Kembeq jari tan e baru tia?”, tanya Saupi.       
“Kenyang laloq tan ko pulaq, terusko nendang biqang balung”, Suhardi menjelaskan.
“Mun meno dong bawaq lai e polak naen deq te, iniq e bae baq atas”, Saupi mencium aroma kebohongan dalam penjelasan itu.
“Bagusan tan ajahangko adin deq te, Upi. Pageh laloq e nya!”, kata ibu Suhardi.
“Wa karing-karing telu jelo te uwaq e ni Inaq, bagusang angen bae”, kata Suhardi menghibur ibunya.
“Yaqta uleq juluq enteh, uli ampoqta kete!”, ajak Aswadi kepadaku..
“Aoq enteh”, jawabku
“Saweq Isya te kumpul leq Perempatan, nyugulangtan ta aoq siq ta jangoe”, usul Aswadi.
Karena arah rumah kami berbeda, kami berpisah. Kami sepakat akan menjenguk Suhardi sehabis Isya dengan mengajak teman-teman yang lain. Ku siapkan beberapa makanan dan obat pereda nyeri yang akan ku bawakan. Sehabis Isya aku dan Aswadi langsung ke sana dan menyuruh teman-teman yang lain menyusul.
“Dendeq ngelah nyugulang waq, saweqko siepang jaja saq yaq ta jauq nu”, intruksiku ke Aswadi.
“Dong ni siq entuk e, rokok endah jauqang”, usul Aswadi.

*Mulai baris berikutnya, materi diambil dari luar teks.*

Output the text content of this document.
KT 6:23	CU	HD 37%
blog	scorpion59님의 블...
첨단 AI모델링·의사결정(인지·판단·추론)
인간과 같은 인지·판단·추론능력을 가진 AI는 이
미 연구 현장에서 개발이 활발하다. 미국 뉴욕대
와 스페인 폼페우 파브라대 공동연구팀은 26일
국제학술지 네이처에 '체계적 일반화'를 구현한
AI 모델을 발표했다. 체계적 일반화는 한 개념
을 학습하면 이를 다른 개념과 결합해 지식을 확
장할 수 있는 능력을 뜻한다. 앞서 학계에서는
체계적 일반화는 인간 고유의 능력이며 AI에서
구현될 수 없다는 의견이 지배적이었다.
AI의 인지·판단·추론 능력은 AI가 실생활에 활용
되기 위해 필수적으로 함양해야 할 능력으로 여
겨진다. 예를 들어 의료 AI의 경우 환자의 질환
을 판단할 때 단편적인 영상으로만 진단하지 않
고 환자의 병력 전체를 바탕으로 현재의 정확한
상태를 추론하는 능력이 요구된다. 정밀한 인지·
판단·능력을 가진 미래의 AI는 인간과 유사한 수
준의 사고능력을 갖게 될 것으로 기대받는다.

“Aoq engkah”, kataku menyetujui.
“Lewah deq bentek e jaja te?”, tanya Aswadi meragukanku.
“Aoq enteh”, jawabku dengan mantap.
Tak lama setelah itu kami sudah berada di depan pintu rumah Suhardi. Pemandangan yang mengiris hati tersaji. Suhardi ngesot dengan susah payah menuju kamar mandi. Dia hendak kencing. Rintihannya menahan sakit terdengar begitu jelas keluar dari mulutnya.
“Assalamualaikum”, kataku.
“Waalaikum salam”, jawab Saerani yang merupakan saudari sulung Suhardi.
Saerani mempersilakan kami duduk, kemudian membuka obrolan dengan menceritakan kejadian yang tak kami ketahui.
“Lamun sita ite kek jigah e, laguq lamun sita uleq dearaq tau kenaq isiq e. Baruq naken e ribut mele e belewas e”, kata Saerani.
“Ni siq jaga-jaga ning e ngemut olong”, kataku sambil menyodorkan obat pereda nyeri kepada Suhardi.
Muji datang dan tak lama kemudian satu per satu teman berdatangan. Hingga rumah itu begitu ramai. Bahkan Usen and the gank pun datang namun mereka cuma melihat-lihat sebentar kemudian pergi karena tak tertampung oleh ruang tamu itu. Aswadi, Fajri, Saya, dan Suhardi pun sempat bercanda. Kejadian itu mengundang pernyataan ibu Suhardi.
“Ya ampoqko tunaq gitaq sita uleq, sengaq adeq e pati rasanin sakit e lamun sita eleq tene”, kata beliau.
***
Singkat cerita aku sudah di rumah, ku putuskan untuk menulis catatan harian ini. Hampir jam satu dini hari aku masih asyik menulis. Tiba-tiba notebook mati, sempat kesal karena catatan yang hampir rampung itu hilang. Untungnya autosaved-nya aktif sehingga tulisan itu bisa “diselamatkan”. Setelah memastikan tulisan ini tersimpan, aku istirahat karena besok jam enam pagi ku harus siaran. Akan tetapi satu jam berlalu aku belum bisa tidur juga. Aku kepikiran dengan rasa sakit yang dirasakan Suhardi. Ku kirimi dia pesan singkat.
“Olong adekko iniq tidem indeng sakit e ngumutan naen deq te. Maap beleq-beleq olong atas musibah saq adeqta pada meleang ni”, begitulah bunyi pesan singkatku padanya.
“Wa dendeq pikirang laloq olong! Embe bae tan ta, waq ia mula perjanjianta”, balasan SMS Suhardi  paginya.